Il m'aura fallu pas loin de trois semaines pour venir à bout de ces 900 pages, délai qui n'est pas à imputer à la qualité du récit mais bel et bien à un emploi du temps professionnel surchargé qui faisait qu'en rentrant du taf je n'avais envie de penser à rien. Or ce roman n'est pas vraiment une lecture vide tête, loin s'en faut ! Les neurones turbinent à fond au fil des pages…

Il est facile de juger rétrospectivement, confortablement vautré dans son canapé ; mais qui peut en toute sincérité affirmer qu'en son âme et conscience, dans les mêmes conditions, il n'aurait pas fait les mêmes choix que Koja, ou Hub Solm ? Pour ma part je préfère me réfléchir aux paroles de Jean-Jacques Goldman plutôt que de dispenser des leçons de morale à deux balles :

Et si j'étais né en 17 à Leidenstadt / Sur les ruines d'un champ de bataille / Aurais-je été meilleur ou pire que ces gens / Si j'avais été allemand ?

N'allez surtout pas croire que je cherche à excuser, ni même à minimiser les horreurs du régime nazi. Une telle abomination est et restera à jamais inexcusable, mais l'esprit humain est une mécanique complexe qui peut nous pousser à faire passer l'instinct de survie avant le sens moral.
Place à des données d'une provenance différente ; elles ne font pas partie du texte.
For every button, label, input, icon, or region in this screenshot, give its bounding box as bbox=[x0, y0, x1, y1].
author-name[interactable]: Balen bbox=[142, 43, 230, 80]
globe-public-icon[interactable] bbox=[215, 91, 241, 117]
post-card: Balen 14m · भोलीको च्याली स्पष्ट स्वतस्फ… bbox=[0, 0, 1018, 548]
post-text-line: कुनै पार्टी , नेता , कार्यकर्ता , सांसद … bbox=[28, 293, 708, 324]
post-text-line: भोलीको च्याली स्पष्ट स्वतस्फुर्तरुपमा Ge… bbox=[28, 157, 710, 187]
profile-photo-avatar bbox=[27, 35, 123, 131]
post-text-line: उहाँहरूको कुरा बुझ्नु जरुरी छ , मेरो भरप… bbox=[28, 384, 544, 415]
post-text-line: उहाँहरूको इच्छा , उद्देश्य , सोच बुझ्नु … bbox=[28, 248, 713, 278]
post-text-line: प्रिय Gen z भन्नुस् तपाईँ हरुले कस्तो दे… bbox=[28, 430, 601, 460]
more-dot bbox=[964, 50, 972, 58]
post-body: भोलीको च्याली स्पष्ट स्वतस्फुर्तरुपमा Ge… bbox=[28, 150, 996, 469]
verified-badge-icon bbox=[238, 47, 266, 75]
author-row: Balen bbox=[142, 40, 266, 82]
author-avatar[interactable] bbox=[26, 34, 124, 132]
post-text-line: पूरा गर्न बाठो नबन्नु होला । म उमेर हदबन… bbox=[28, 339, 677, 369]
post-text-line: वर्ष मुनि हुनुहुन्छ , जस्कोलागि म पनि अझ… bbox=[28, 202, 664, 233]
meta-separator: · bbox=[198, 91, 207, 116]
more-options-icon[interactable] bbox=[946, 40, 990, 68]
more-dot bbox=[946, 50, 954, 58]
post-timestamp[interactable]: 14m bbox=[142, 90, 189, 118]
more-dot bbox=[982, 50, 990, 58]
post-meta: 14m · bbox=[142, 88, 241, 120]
La Fabrique Des Salauds n'est pas un énième roman sur la seconde guerre mondiale, même si le conflit reste le fil rouge de l'intrigue, c'est plutôt les années d'après-guerre qui donne corps au récit et à l'histoire que nous narre Koja Solm. Avec en point de mire la surprenante facilité avec laquelle l'Allemagne d'après-guerre a su recycler nombre de ses anciens dignitaires nazis.

Un narrateur au parcours peu commun puisqu'après son enrôlement au sein de la SS il visitera les geôles des services secrets russes avant d'être « retourné » par le KGB, puis mettra son savoir au service du BND (les services secrets allemands), de la CIA et du Mossad. Parfois même en revêtant une double, voire une triple, casquette avec souvent des intérêts totalement contradictoires (les uns veulent protéger les anciens nazis alors que les autres cherchent à les démasquer et à les traduire en justice).
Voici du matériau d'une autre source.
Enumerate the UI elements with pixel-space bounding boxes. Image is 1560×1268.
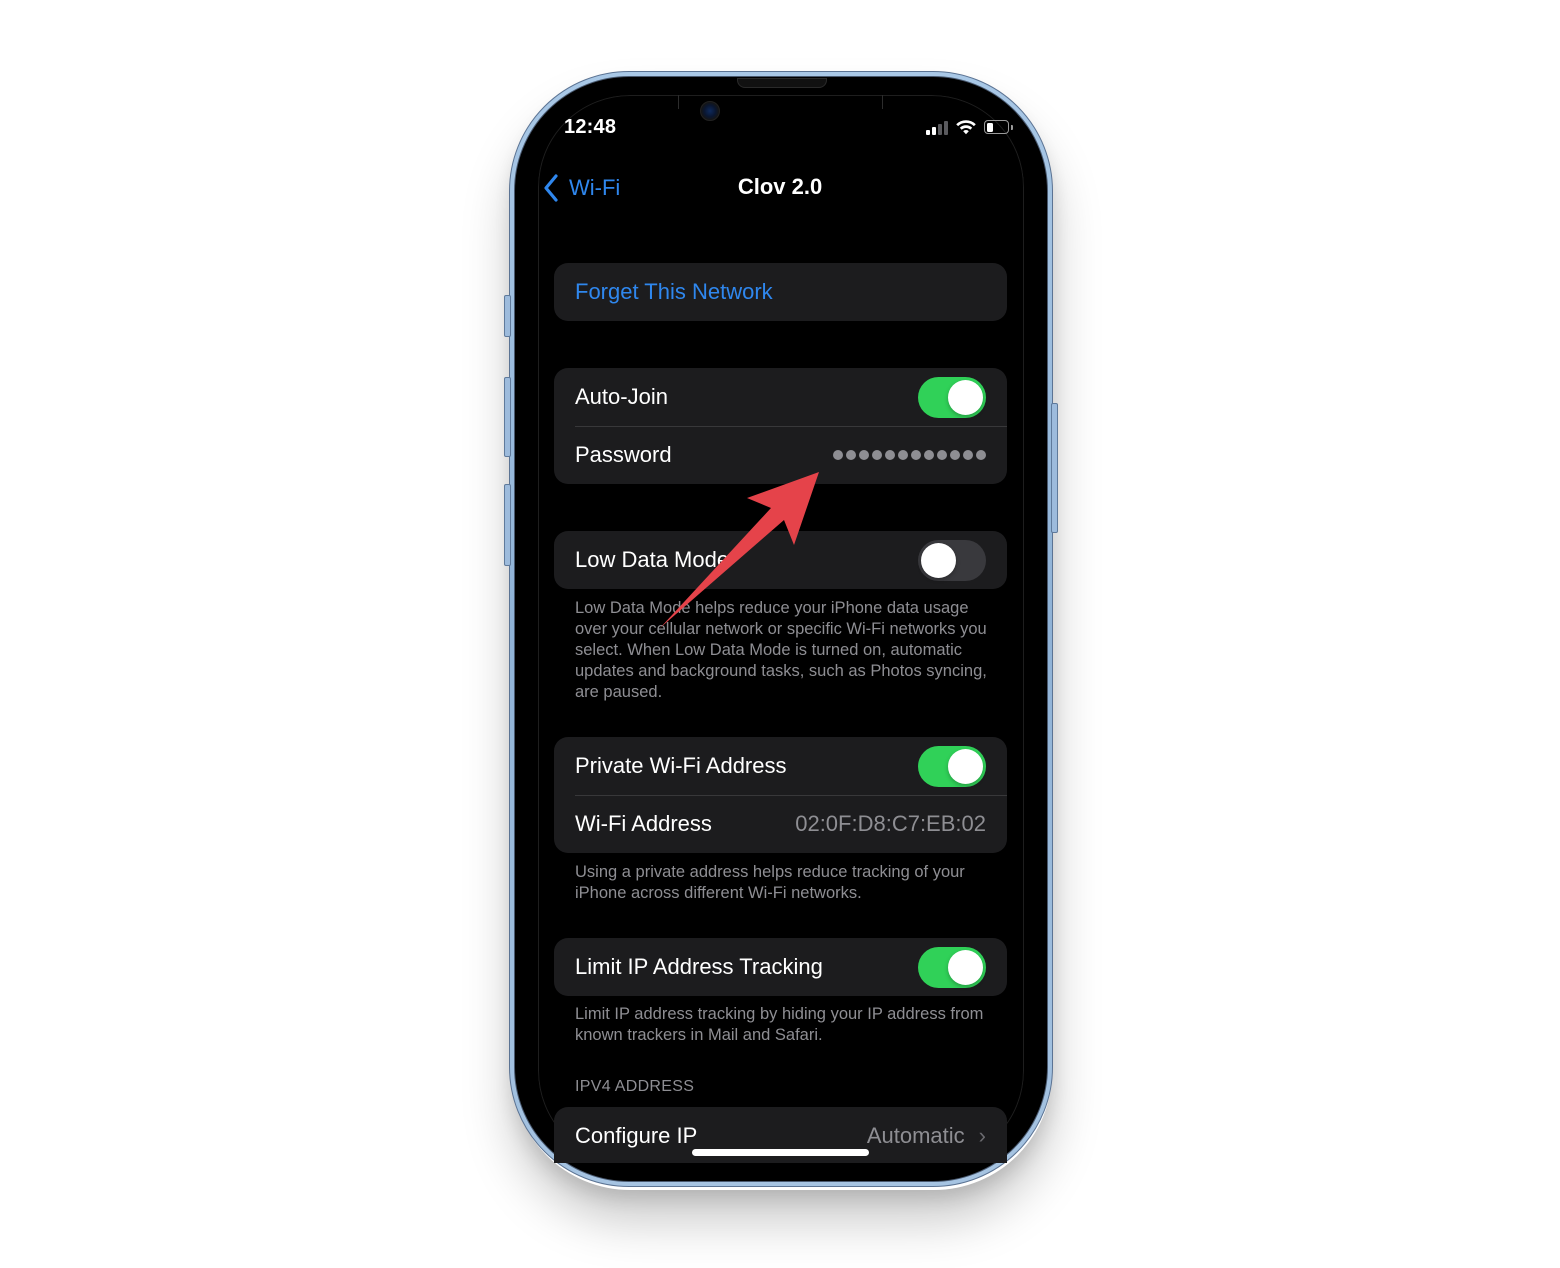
low-data-group: Low Data Mode bbox=[554, 531, 1007, 589]
private-address-row: Private Wi-Fi Address bbox=[554, 737, 1007, 795]
password-dot bbox=[937, 450, 947, 460]
cellular-signal-icon bbox=[926, 121, 950, 135]
toggle-knob bbox=[948, 949, 983, 985]
wifi-address-label: Wi-Fi Address bbox=[575, 811, 712, 836]
limit-ip-footer: Limit IP address tracking by hiding your… bbox=[575, 1005, 984, 1044]
password-value[interactable] bbox=[833, 450, 986, 460]
limit-ip-row: Limit IP Address Tracking bbox=[554, 938, 1007, 996]
toggle-knob bbox=[948, 379, 983, 415]
signal-bar bbox=[932, 127, 936, 135]
wifi-address-row: Wi-Fi Address 02:0F:D8:C7:EB:02 bbox=[554, 795, 1007, 853]
back-button[interactable]: Wi-Fi bbox=[543, 172, 620, 204]
forget-network-label: Forget This Network bbox=[575, 279, 773, 304]
auto-join-label: Auto-Join bbox=[575, 384, 668, 409]
toggle-knob bbox=[921, 542, 956, 578]
password-dot bbox=[898, 450, 908, 460]
join-group: Auto-Join Password bbox=[554, 368, 1007, 484]
password-label: Password bbox=[575, 442, 672, 467]
speaker-grille bbox=[737, 78, 827, 88]
signal-bar bbox=[938, 124, 942, 135]
forget-network-button[interactable]: Forget This Network bbox=[554, 263, 1007, 321]
power-button bbox=[1051, 403, 1058, 533]
password-dot bbox=[963, 450, 973, 460]
back-label: Wi-Fi bbox=[569, 175, 621, 200]
wifi-icon bbox=[956, 120, 976, 135]
screen-corner-mask bbox=[514, 1080, 1048, 1182]
password-dot bbox=[950, 450, 960, 460]
password-row[interactable]: Password bbox=[554, 426, 1007, 484]
low-data-label: Low Data Mode bbox=[575, 547, 730, 572]
private-address-group: Private Wi-Fi Address Wi-Fi Address 02:0… bbox=[554, 737, 1007, 853]
battery-level bbox=[986, 122, 994, 132]
limit-ip-toggle[interactable] bbox=[918, 946, 986, 988]
battery-icon bbox=[984, 120, 1009, 134]
mute-switch bbox=[504, 295, 511, 337]
chevron-left-icon bbox=[544, 174, 558, 202]
password-dot bbox=[833, 450, 843, 460]
private-address-label: Private Wi-Fi Address bbox=[575, 753, 787, 778]
auto-join-toggle[interactable] bbox=[918, 376, 986, 418]
private-address-toggle[interactable] bbox=[918, 745, 986, 787]
limit-ip-group: Limit IP Address Tracking bbox=[554, 938, 1007, 996]
low-data-toggle[interactable] bbox=[918, 539, 986, 581]
signal-bar bbox=[926, 130, 930, 135]
signal-bar bbox=[944, 121, 948, 135]
password-dot bbox=[872, 450, 882, 460]
home-indicator[interactable] bbox=[692, 1149, 869, 1156]
low-data-footer: Low Data Mode helps reduce your iPhone d… bbox=[575, 599, 987, 701]
password-dot bbox=[885, 450, 895, 460]
front-camera bbox=[700, 101, 720, 121]
volume-up-button bbox=[504, 377, 511, 457]
wifi-address-value: 02:0F:D8:C7:EB:02 bbox=[795, 811, 986, 836]
page-title: Clov 2.0 bbox=[737, 174, 823, 199]
low-data-row: Low Data Mode bbox=[554, 531, 1007, 589]
password-dot bbox=[924, 450, 934, 460]
auto-join-row: Auto-Join bbox=[554, 368, 1007, 426]
password-dot bbox=[911, 450, 921, 460]
password-dot bbox=[976, 450, 986, 460]
battery-cap bbox=[1011, 125, 1013, 130]
password-dot bbox=[846, 450, 856, 460]
forget-group: Forget This Network bbox=[554, 263, 1007, 321]
volume-down-button bbox=[504, 484, 511, 566]
limit-ip-label: Limit IP Address Tracking bbox=[575, 954, 823, 979]
toggle-knob bbox=[948, 748, 983, 784]
private-address-footer: Using a private address helps reduce tra… bbox=[575, 863, 965, 902]
status-time: 12:48 bbox=[564, 116, 617, 138]
password-dot bbox=[859, 450, 869, 460]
Koja Solm lui même se retrouvera plus d'une fois le cul entre deux chaises, d'un côté il doit se protéger et cacher (ou minimiser) ses anciennes fonctions dans la SS, de l'autre répondre aux attentes de ses employeurs et enfin se venger de son frère en le faisant tomber sans que celui-ci ne l'entraîne dans sa chute.

Une lecture éprouvante moralement et nerveusement (ce qui explique aussi le temps mis pour achever le roman), au-delà des actes eux-mêmes c'est le ton du narrateur qui est dérangeant. Il relate les faits avec froideur et en cherchant toujours à mettre une certaine distance entre l'acte et sa propre responsabilité. Au lieu d'éprouver des remords, il va plutôt chercher à se faire passer pour une victime. Ce déni permanent et cette lâcheté m'ont dérangé plus d'une fois ; difficile, pour ne pas dire impossible, dans ces conditions d'éprouver un semblant d'empathie pour le personnage de Koja Solm. Et pourtant parfois on aurait presque envie de le croire !
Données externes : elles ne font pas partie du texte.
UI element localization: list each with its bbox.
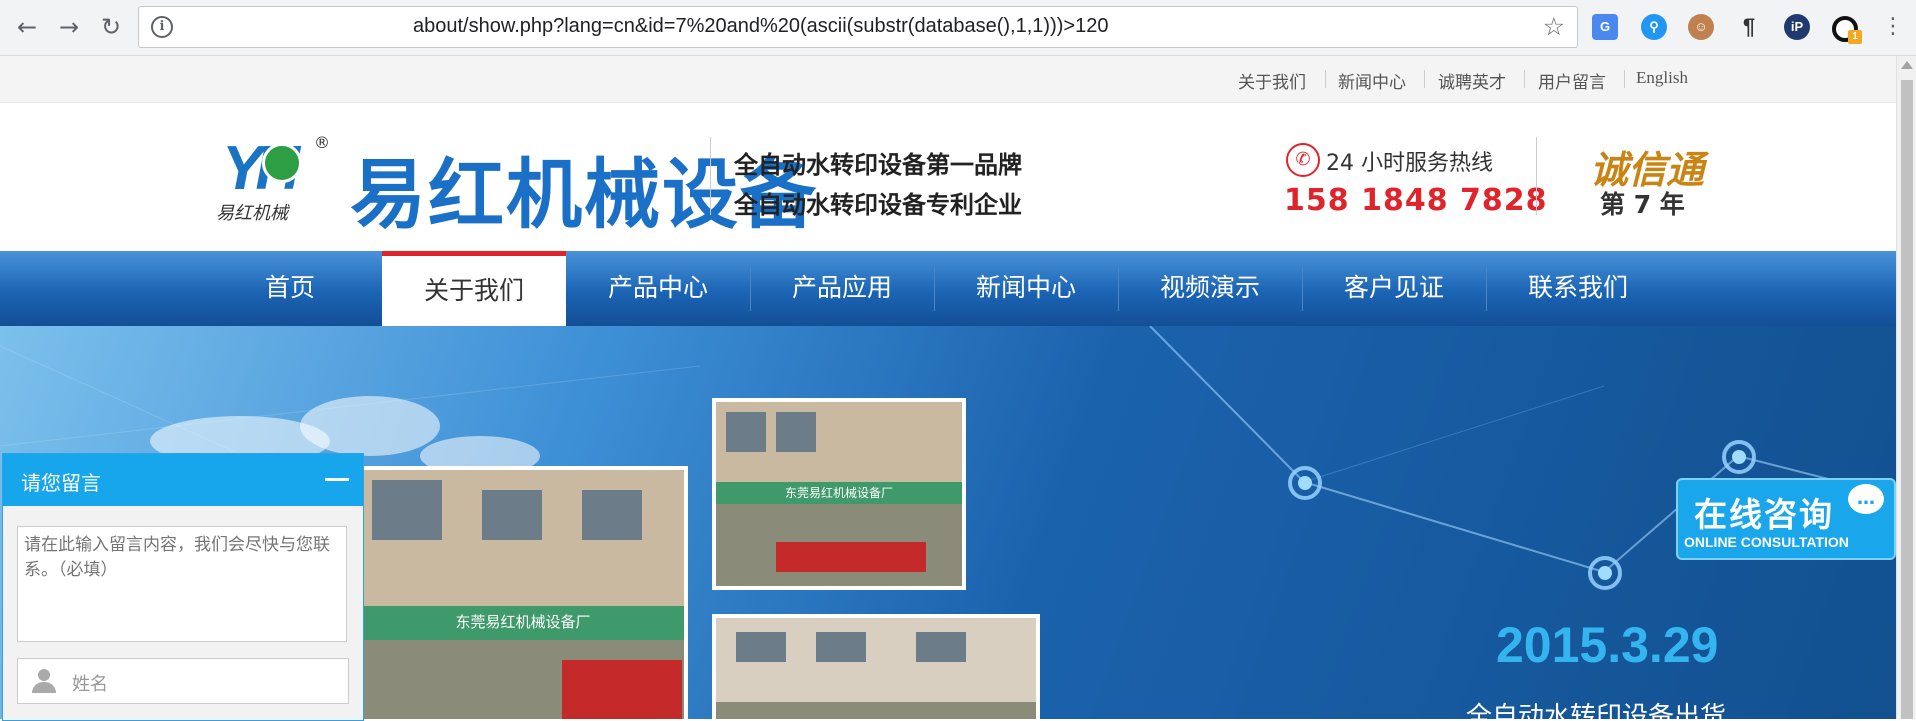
online-consultation-button[interactable]: 在线咨询 … ONLINE CONSULTATION xyxy=(1676,478,1896,560)
logo-globe-icon xyxy=(262,143,302,183)
network-node-icon xyxy=(1722,440,1756,474)
phone-icon: ✆ xyxy=(1286,143,1320,177)
photo-detail xyxy=(372,480,442,540)
ip-extension-icon[interactable]: iP xyxy=(1784,14,1810,40)
browser-toolbar: ← → ↻ i about/show.php?lang=cn&id=7%20an… xyxy=(0,0,1916,56)
url-text[interactable]: about/show.php?lang=cn&id=7%20and%20(asc… xyxy=(413,15,1108,38)
photo-label: 东莞易红机械设备厂 xyxy=(362,606,684,640)
divider xyxy=(710,137,711,215)
address-bar[interactable]: i about/show.php?lang=cn&id=7%20and%20(a… xyxy=(138,6,1578,48)
toplink-news[interactable]: 新闻中心 xyxy=(1338,68,1406,93)
toplink-about[interactable]: 关于我们 xyxy=(1238,68,1306,93)
name-placeholder: 姓名 xyxy=(72,674,108,695)
nav-products[interactable]: 产品中心 xyxy=(566,251,750,326)
message-widget: 请您留言 姓名 xyxy=(2,453,364,721)
photo-detail xyxy=(816,632,866,662)
google-translate-icon[interactable]: G xyxy=(1592,14,1618,40)
photo-detail xyxy=(736,632,786,662)
divider xyxy=(1624,70,1625,88)
divider xyxy=(1424,70,1425,88)
nav-testimonials[interactable]: 客户见证 xyxy=(1302,251,1486,326)
toplink-english[interactable]: English xyxy=(1636,68,1688,88)
message-widget-header[interactable]: 请您留言 xyxy=(3,454,363,506)
network-node-icon xyxy=(1288,466,1322,500)
registered-mark-icon: ® xyxy=(314,133,330,152)
hotline-label: 24 小时服务热线 xyxy=(1326,151,1493,176)
scrollbar-thumb[interactable] xyxy=(1901,80,1913,719)
bookmark-star-icon[interactable]: ☆ xyxy=(1543,12,1565,41)
user-icon xyxy=(32,669,56,693)
shipment-photo xyxy=(712,614,1040,719)
slogan-line-1: 全自动水转印设备第一品牌 xyxy=(734,151,1022,179)
phone-number: 158 1848 7828 xyxy=(1284,183,1548,218)
shipment-photo: 东莞易红机械设备厂 xyxy=(358,466,688,719)
scroll-up-arrow-icon[interactable] xyxy=(1901,61,1913,69)
divider xyxy=(1524,70,1525,88)
pilcrow-extension-icon[interactable]: ¶ xyxy=(1736,14,1762,40)
nav-videos[interactable]: 视频演示 xyxy=(1118,251,1302,326)
slogan-line-2: 全自动水转印设备专利企业 xyxy=(734,191,1022,219)
nav-home[interactable]: 首页 xyxy=(198,251,382,326)
top-links-bar: 关于我们 新闻中心 诚聘英才 用户留言 English xyxy=(0,56,1896,103)
main-nav: 首页 关于我们 产品中心 产品应用 新闻中心 视频演示 客户见证 联系我们 xyxy=(0,251,1896,326)
ghostery-icon[interactable]: ☺ xyxy=(1688,14,1714,40)
divider xyxy=(1325,70,1326,88)
chrome-menu-icon[interactable]: ⋮ xyxy=(1878,12,1908,42)
photo-detail xyxy=(776,542,926,572)
toplink-jobs[interactable]: 诚聘英才 xyxy=(1438,68,1506,93)
extension-badge: 1 xyxy=(1848,30,1862,44)
banner-date: 2015.3.29 xyxy=(1496,617,1719,673)
consult-label-en: ONLINE CONSULTATION xyxy=(1684,534,1849,550)
forward-arrow-icon[interactable]: → xyxy=(54,12,84,42)
nav-news[interactable]: 新闻中心 xyxy=(934,251,1118,326)
page-scrollbar[interactable] xyxy=(1896,56,1916,719)
banner-caption: 全自动水转印设备出货 xyxy=(1466,702,1727,719)
logo-subtitle: 易红机械 xyxy=(216,203,288,223)
message-widget-title: 请您留言 xyxy=(21,471,101,495)
photo-detail xyxy=(916,632,966,662)
info-icon[interactable]: i xyxy=(151,16,173,38)
photo-detail xyxy=(562,660,682,719)
photo-detail xyxy=(482,490,542,540)
chengxintong-year: 第 7 年 xyxy=(1600,190,1685,219)
search-extension-icon[interactable]: ⚲ xyxy=(1641,14,1667,40)
photo-detail xyxy=(582,490,642,540)
site-header: YH ® 易红机械 易红机械设备 全自动水转印设备第一品牌 全自动水转印设备专利… xyxy=(0,103,1896,251)
network-node-icon xyxy=(1588,556,1622,590)
toplink-guestbook[interactable]: 用户留言 xyxy=(1538,68,1606,93)
shipment-photo: 东莞易红机械设备厂 xyxy=(712,398,966,590)
chat-bubble-icon: … xyxy=(1848,484,1884,514)
minimize-icon[interactable] xyxy=(325,478,349,481)
photo-label: 东莞易红机械设备厂 xyxy=(716,482,962,504)
nav-applications[interactable]: 产品应用 xyxy=(750,251,934,326)
reload-icon[interactable]: ↻ xyxy=(96,12,126,42)
world-map-shape xyxy=(300,396,440,456)
back-arrow-icon[interactable]: ← xyxy=(12,12,42,42)
nav-about[interactable]: 关于我们 xyxy=(382,251,566,326)
divider xyxy=(1536,137,1537,215)
photo-detail xyxy=(726,412,766,452)
consult-label-cn: 在线咨询 xyxy=(1694,495,1834,534)
message-content-input[interactable] xyxy=(17,526,347,642)
name-field[interactable]: 姓名 xyxy=(17,658,349,704)
photo-detail xyxy=(776,412,816,452)
nav-contact[interactable]: 联系我们 xyxy=(1486,251,1670,326)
Chris Kraus mêle adroitement Histoire et fiction, n'hésitant pas à faire intervenir dans son intrigue des personnages ayant réellement existés. Difficile de deviner où s'arrête la réalité historique et où commence l'imaginaire de l'auteur ; d'autant qu'il nous prévient dans son avant-propos, les événements les plus incroyables (ou les plus improbables) ne sont forcément fictifs.

Un bouquin qui vous prend aux tripes, à savourer lentement pour apprécier pleinement tout son potentiel. Clairement pas une lecture qui vous redonnera foi au genre humain !

L'auteur a récemment déclaré qu'il trouvait le titre français de son roman très bien trouvé pour son côté cash avec un brin de provocation ; le titre original Das Kalt Bulte pouvant en effet se traduire par le Sang Froid, certes adapté mais nettement plus sage que La Fabrique Des Salauds.